O tam karşımdaki koltuğa oturacakken zil çaldı. Erol abi hızla gidip kapıyı açtı. Adnan abi içeriye girerken bana bir bakış attı.
"Afşar bey, lütfen dışarı çıkarken bir daha ki sefere bizi uyandırın."
Normalde espiri yapar onlarla biraz uğraşırdım ama istemiyordum. "Üzgünüm. Bir daha olmaz." Yine de söz veremem.
Erol abi ile ikisi karşımdaki koltuklara yerleşti. Sanırım sorgu vakti gelmişti.
"Nereye gittin?"
Doğruyu mu söylesem yalan mı?
"Şeye... Camiye..." Bu cevapta da olmadı sanki.

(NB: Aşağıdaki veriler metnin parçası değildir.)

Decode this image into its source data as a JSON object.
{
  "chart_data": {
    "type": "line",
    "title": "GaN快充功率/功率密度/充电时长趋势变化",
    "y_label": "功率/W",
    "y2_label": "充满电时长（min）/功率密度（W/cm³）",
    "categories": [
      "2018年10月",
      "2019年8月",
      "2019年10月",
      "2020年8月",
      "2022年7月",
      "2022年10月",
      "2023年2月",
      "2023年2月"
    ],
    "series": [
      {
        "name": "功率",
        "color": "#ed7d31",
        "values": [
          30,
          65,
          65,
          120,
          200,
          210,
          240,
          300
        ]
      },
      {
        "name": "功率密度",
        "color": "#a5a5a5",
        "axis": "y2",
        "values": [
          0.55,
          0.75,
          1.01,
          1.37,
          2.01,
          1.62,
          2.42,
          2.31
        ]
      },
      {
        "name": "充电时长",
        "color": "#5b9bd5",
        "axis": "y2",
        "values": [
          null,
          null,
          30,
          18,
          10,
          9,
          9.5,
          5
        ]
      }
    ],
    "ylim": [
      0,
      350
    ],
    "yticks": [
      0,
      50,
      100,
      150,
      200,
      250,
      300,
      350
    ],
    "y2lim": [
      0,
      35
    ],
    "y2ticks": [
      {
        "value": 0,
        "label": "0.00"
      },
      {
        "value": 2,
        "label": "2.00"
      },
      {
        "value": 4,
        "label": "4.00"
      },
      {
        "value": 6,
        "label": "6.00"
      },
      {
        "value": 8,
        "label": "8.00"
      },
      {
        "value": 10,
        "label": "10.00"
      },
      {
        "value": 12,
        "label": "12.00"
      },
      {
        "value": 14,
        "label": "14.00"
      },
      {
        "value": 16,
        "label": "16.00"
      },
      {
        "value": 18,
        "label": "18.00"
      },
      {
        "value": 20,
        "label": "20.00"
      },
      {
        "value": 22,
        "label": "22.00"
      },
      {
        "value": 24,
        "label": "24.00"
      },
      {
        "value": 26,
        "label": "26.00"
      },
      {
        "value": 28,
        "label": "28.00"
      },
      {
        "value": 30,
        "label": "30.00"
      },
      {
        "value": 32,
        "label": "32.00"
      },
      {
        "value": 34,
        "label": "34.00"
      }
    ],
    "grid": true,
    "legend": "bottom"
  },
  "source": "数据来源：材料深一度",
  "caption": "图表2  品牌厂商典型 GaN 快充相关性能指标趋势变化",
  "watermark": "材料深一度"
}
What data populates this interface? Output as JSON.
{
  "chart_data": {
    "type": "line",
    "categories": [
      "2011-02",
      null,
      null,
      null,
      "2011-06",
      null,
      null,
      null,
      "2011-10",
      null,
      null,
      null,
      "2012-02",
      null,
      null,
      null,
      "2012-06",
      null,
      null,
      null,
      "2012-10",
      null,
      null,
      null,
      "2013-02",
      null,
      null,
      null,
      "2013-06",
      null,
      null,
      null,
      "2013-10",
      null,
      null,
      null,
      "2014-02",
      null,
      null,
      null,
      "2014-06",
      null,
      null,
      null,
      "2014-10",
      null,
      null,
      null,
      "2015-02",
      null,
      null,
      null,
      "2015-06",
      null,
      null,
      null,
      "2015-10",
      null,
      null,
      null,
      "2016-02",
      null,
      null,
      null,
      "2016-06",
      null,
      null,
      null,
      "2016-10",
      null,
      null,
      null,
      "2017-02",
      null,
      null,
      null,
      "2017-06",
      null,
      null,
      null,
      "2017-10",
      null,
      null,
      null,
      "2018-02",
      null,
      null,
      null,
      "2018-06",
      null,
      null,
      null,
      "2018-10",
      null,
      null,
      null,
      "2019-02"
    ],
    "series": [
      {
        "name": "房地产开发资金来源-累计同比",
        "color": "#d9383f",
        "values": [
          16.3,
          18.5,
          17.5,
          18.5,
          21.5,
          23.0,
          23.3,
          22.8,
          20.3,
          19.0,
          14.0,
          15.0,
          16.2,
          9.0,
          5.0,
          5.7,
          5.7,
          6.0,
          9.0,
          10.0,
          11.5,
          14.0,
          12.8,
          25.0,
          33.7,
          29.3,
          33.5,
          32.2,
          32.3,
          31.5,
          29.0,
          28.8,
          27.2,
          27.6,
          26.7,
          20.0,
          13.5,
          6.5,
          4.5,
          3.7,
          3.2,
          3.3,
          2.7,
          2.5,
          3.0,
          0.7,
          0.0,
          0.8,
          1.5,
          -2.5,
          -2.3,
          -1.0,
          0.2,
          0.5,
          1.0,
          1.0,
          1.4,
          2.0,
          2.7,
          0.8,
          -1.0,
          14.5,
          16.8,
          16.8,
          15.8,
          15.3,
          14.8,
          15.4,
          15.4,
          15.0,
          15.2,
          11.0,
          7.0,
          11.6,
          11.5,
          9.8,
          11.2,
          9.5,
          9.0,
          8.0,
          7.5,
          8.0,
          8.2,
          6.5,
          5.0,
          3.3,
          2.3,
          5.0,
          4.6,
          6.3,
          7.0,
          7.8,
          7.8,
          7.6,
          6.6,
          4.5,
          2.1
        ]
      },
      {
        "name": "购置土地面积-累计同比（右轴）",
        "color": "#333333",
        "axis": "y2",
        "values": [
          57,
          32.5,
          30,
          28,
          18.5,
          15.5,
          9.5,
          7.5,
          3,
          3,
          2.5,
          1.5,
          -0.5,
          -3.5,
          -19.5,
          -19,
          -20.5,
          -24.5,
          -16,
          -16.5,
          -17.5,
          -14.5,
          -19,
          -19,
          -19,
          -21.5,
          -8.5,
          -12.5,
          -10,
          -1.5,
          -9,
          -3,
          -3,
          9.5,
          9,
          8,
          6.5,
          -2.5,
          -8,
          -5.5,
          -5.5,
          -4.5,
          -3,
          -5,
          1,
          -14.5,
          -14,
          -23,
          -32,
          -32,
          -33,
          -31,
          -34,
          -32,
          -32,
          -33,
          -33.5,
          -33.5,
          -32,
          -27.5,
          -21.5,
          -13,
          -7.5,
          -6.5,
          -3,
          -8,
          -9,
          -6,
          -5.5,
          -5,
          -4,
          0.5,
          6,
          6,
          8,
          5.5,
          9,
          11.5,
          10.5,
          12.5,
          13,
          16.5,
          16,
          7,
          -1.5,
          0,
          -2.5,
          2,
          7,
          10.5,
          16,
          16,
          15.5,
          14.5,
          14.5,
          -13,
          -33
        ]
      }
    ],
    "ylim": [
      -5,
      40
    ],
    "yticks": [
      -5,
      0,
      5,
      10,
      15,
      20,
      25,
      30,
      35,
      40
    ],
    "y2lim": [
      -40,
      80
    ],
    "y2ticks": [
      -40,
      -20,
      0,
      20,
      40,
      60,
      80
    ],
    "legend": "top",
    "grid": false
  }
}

"Ne için? Sabahın köründe hoca ile iki rekat namaz kılmak için mi? Yemezler Afşar."dedi Erol abi. Beni o kadar iyi tanımıştı ki artık cevaplarımla nasıl kıvırdığımı iyi biliyordu.
"Belamı bulmaya gittim."
İkisi de neyi kastettiğimi anlamış olmalı ki surat ifadeleri bir anda değişti. Daha endişeli ve daha gergin görünüyorlardı.
Erol abi tahmini olarak beni azarlamak için ağzını açacakken, Adnan abi elini havaya kaldırıp ona susmasını işaret etti. Sanırım bu konuyu kendisi halletmek istiyordu.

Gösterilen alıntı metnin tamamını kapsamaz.